Structures of three infection cycle intermediates of Coxsackievirus A6

Carina R Büttner, Radovan Spurny, Tibor Füzik, Pavel Plevka

CEITEC-MU, Structural Biology, Masaryk University, Brno
corresponding author: carina.buttner@ceitec.muni.cz

Coxsackievirus A6 (CVA6) has recently overtaken CVA16 and Enterovirus 71 as the primary causative agent of epidemics of hand, foot and mouth disease (HFMD) that usually affects children but occasionally spreads also to adolescents and adults. Millions of self-limiting HFMD cases and several hundred of deaths are reported each year, predominantly in the Asian-Pacific region. However, no vaccine against CVA6 is available, and vaccine development against CVA16 and EV71 has proven challenging and even trivalent vaccine candidates fail to cross-protect.
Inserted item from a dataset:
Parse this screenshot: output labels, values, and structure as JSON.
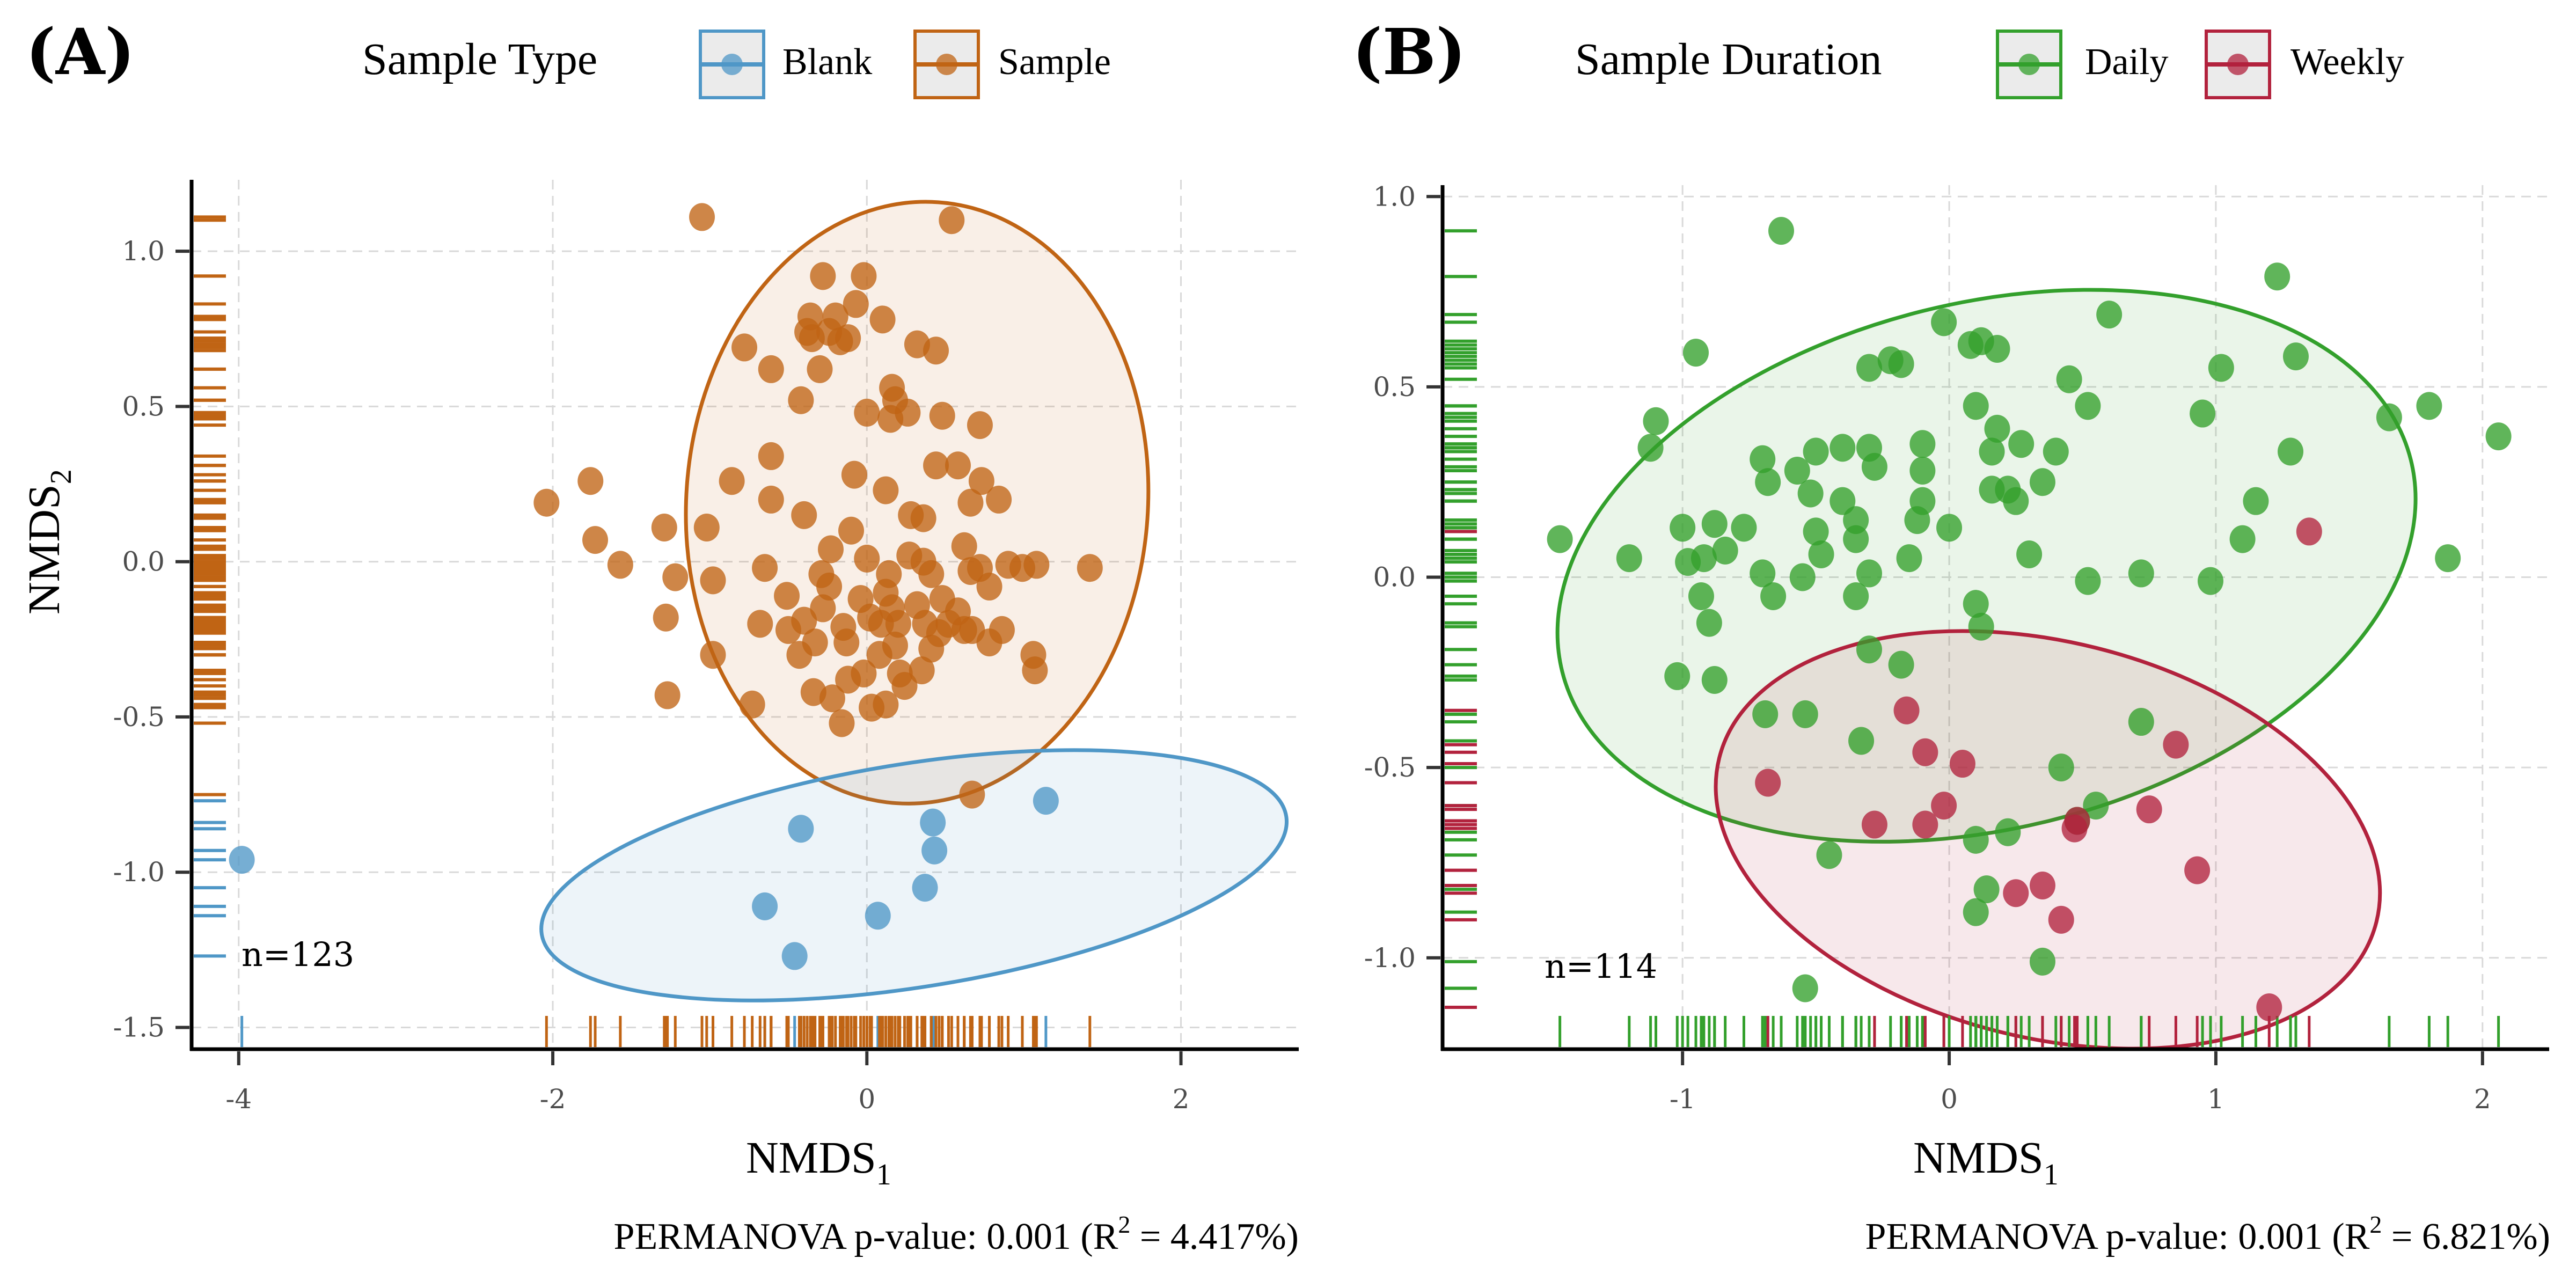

Recently published structural characterizations of CVA6 [1,2] lack structural data of the native antigenic, mature virion. Unlike other picornaviruses, CVA6 virus particle preparations yield visibly only expanded and empty capsid conformations [1, and our observations]. By using a very large cryo-electron microscopy (cryo-EM) dataset, we were able to detect a small subset of mature virions during the 3D classification steps of single particle reconstruction. Here, we present high-resolution cryo-EM structures of CVA6 infection cycle intermediates, including mature virion, expanded and empty capsids to 3.3, 2.8 and 3.2 Å resolution (at FSC = 0.143), respectively. Structure comparisons, conformational changes and their implications will be discussed.

 

1.       Xu, L., et al., Nat Commun (2017) 8(1): 505.

2.       2. Chen, J., et al., J Virol (2018) 92(2): e01257-17.